Amerikan dış politikası konusunda önemli otoritelerden kabul edilen Bard College profesörü Walter Russell Mead'in Wall Street Journal gazetesindeki yazısında önemli işaretler var.
Ne diyor Mead; Soğuk savaş zamanından bu yana devam eden, ABD, Avrupa ve Japonya'nın oluşturduğu 3 taraflı dünya düzeni yerini yedigen bir dünyaya bıraktı.
Çin, Hindistan, Türkiye ve Brezilya giderek daha sık ve değişik konularda seslerini duyuruyorlar. AB krizle sarsılıyor, Japonya artık Asya'nın en büyük ekonomisi değil.
ABD hâlâ lider bir aktör ama yedi kutuplu bir dünyada.

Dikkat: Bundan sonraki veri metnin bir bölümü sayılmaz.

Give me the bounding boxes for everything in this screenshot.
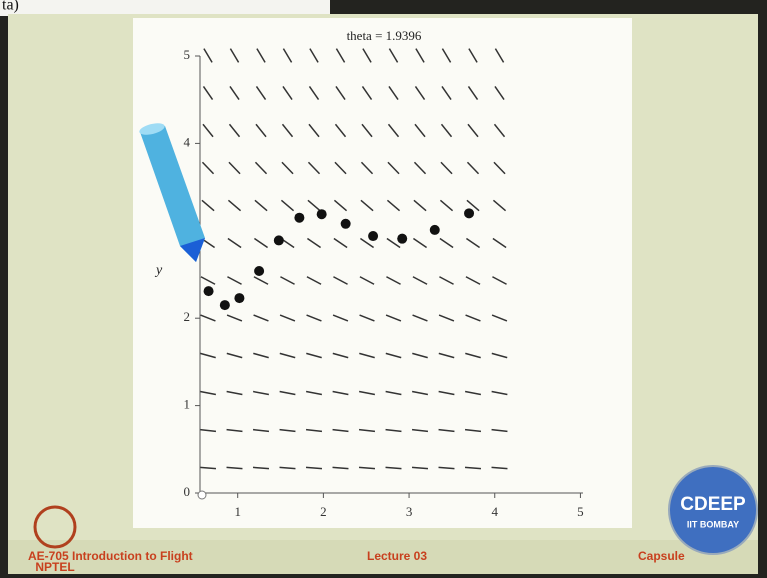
point xyxy=(368,231,378,241)
point xyxy=(274,235,284,245)
point xyxy=(294,213,304,223)
y-tick-label: 2 xyxy=(184,309,191,324)
capsule-text: Capsule xyxy=(638,549,685,563)
header-fragment: ta) xyxy=(2,0,19,14)
point xyxy=(234,293,244,303)
y-axis-label: y xyxy=(154,263,163,278)
y-tick-label: 0 xyxy=(184,484,191,499)
lecture-text: Lecture 03 xyxy=(367,549,427,563)
frame: ta) theta = 1.9396 y 12345012345 NPTEL A… xyxy=(0,0,767,578)
point xyxy=(341,219,351,229)
cdeep-sub: IIT BOMBAY xyxy=(687,519,739,529)
chart-title: theta = 1.9396 xyxy=(347,28,422,43)
origin-marker xyxy=(198,491,206,499)
point xyxy=(204,286,214,296)
y-tick-label: 4 xyxy=(184,134,191,149)
point xyxy=(254,266,264,276)
plot-panel xyxy=(133,18,632,528)
point xyxy=(464,208,474,218)
x-tick-label: 4 xyxy=(491,504,498,519)
point xyxy=(430,225,440,235)
x-tick-label: 1 xyxy=(234,504,241,519)
y-tick-label: 1 xyxy=(184,397,191,412)
point xyxy=(317,209,327,219)
x-tick-label: 5 xyxy=(577,504,584,519)
cdeep-text: CDEEP xyxy=(680,494,746,515)
page: ta) theta = 1.9396 y 12345012345 NPTEL A… xyxy=(0,0,767,578)
x-tick-label: 3 xyxy=(406,504,413,519)
x-tick-label: 2 xyxy=(320,504,327,519)
y-tick-label: 5 xyxy=(184,47,191,62)
course-text: AE-705 Introduction to Flight xyxy=(28,549,193,563)
point xyxy=(397,234,407,244)
point xyxy=(220,300,230,310)
top-strip xyxy=(0,0,330,16)
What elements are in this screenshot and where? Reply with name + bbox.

Avrupa'nın ve Japonya'nın yanısıra Çin, Hindistan, Brezilya ve Türkiye, Washington'ın hızlı arama tuşlarında yer buldular.
Rusya'nın katılmak istediği kesin değil, pazarlıklar sürüyor.
***
O yüzden Çarşamba günü İslam İşbirliği Teşkilatı'na bağlı bir kuruluş olan İslam Ticaret ve Sanayi Odası'nın (ICCI), 28. Genel Kurulu'nun TOBB'un ev sahipliğinde İstanbul'da yapılması önemli bir adım.
Burada alınan kararları da eksik de olsa bir ilerleme olarak görmek lazım.
Teşkilatın hazırladığı 10 yıllık eylem planının içinde neler var?
Hükümetler arası programla, üye devletler arasında yatırımı hızlandırmaya, istihdamı artırma çalışmaları var.
Bu amaçla 2008 yılından bu yana yapılan çalışmalar sonucunda 855 milyon dolar, mikro finansman, mesleki eğitim, gıda güvenliği ve altyapı yatırımlarında kullanılmış.
İslami Kardeşlik Fonu'nda biriken paranın 176 milyon doları ile üye devletlerde sosyal yardım çalışmaları yapılmış.
***
Üye ülkeler arasında ticari tercihli anlaşmalar artıyor.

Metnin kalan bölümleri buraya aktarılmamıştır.